Vásquez-Restrepo, J. D., M. A. Ribeiro‑Júnior, and S. J. Sánchez-Pacheco. 2024. Once upon a time: exploring the biogeographic history of the largest endemic lizard family in the Neotropics (Squamata: Gymnophthalmidae). Biological Journal of the Linnean Society 143. https://doi.org/10.1093/biolinnean/blae080
Abstract Gymnophthalmids are a diverse lineage of Neotropical lizards that present challenges in the understanding of their phylogenetic relationships and biogeographic history. Using a densely sampled phylogeny and distribution data, we investigated their biogeography at the family level. Dividing South and Central America into 12 regions, we tested six biogeographic models considering dispersal-extinction, vicariance, and founder events. Our analysis revealed high taxonomic and phylogenetic endemism in the Andes, Amazon, and Guiana Shield. The best-fit model identified the Guiana Shield as the likely ancestral area of the family, with dispersal events dominating over vicariance. Key areas for species interchange were the Amazon, Northern Andes, and Guiana Shield. The core regions of diversification included the Andes, Amazon, and Guiana Shield, with elevated species richness and biotic interchange events during the Eocene and Oligocene. The Guiana Shield stood out as a stronghold of gymnophthalmid diversity, driven by dispersal rates and ancient lineages. Our findings challenge previous hypotheses about the diversification of these lizards, suggesting a colonization pattern from lowlands to high elevations rather than the South-to-North Speciation Hypothesis for Andean lineages.

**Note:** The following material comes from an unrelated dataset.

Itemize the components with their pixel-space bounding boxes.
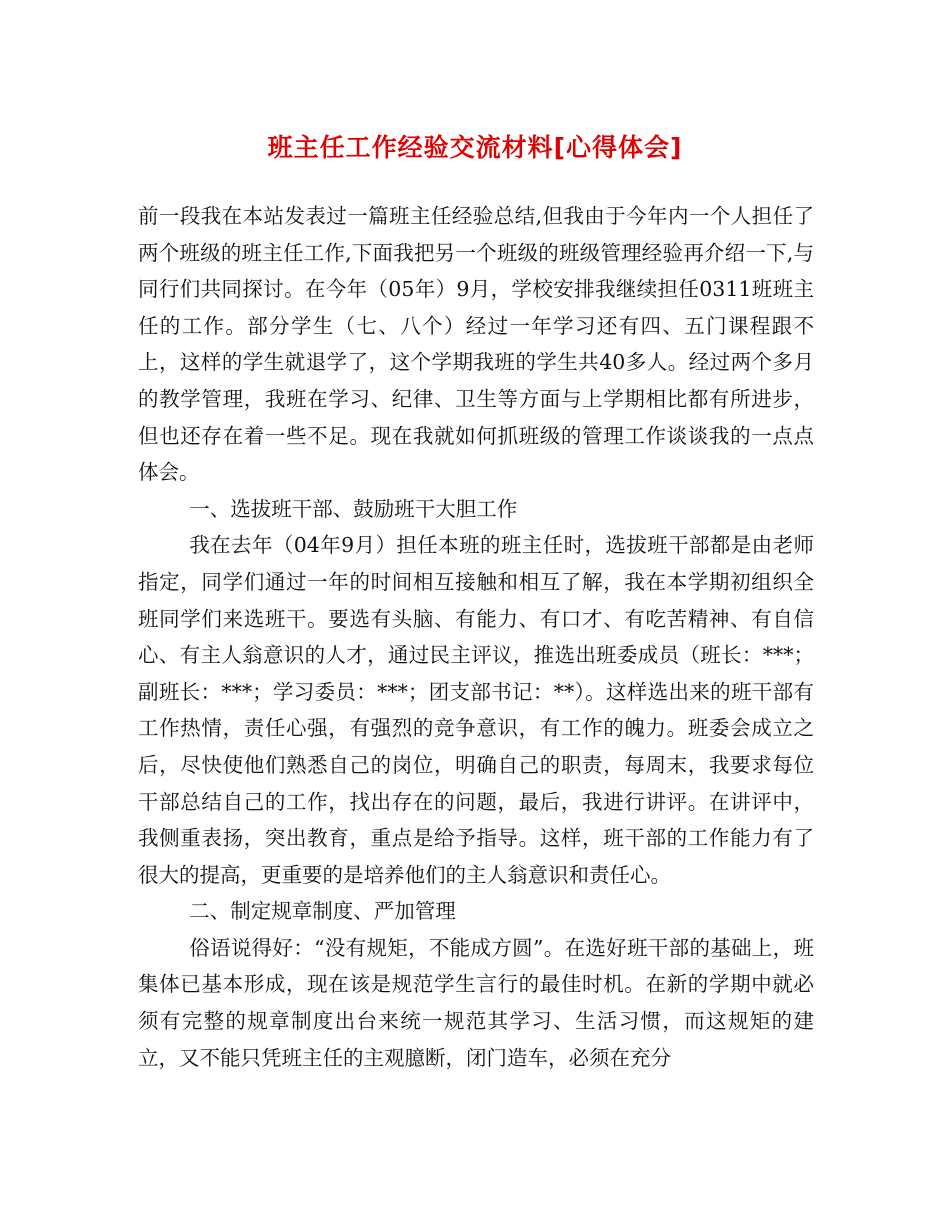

Zarco-González, M. M., Á. Balbuena-Serrano, Z. Zarco-González, and O. Monroy-Vilchis. 2024. Two neotropical spotted felids in the Nevado de Toluca Volcano? The highest altitude records. European Journal of Wildlife Research 70. https://doi.org/10.1007/s10344-024-01847-7
Leopardus wiedii and Leopardus pardalis are endangered small felids. Its main altitudinal range expands from sea level to 1,500 m. Camera traps were placed in the Matawi Indigenous Park on the Nevado de Toluca Volcano. Photographic records were obtained of L. wiedii at 3,207 masl and of L. pardalis at 3,307 masl. This is the highest altitudinal record for margay in its distribution, and for ocelot is the highest in the northern hemisphere.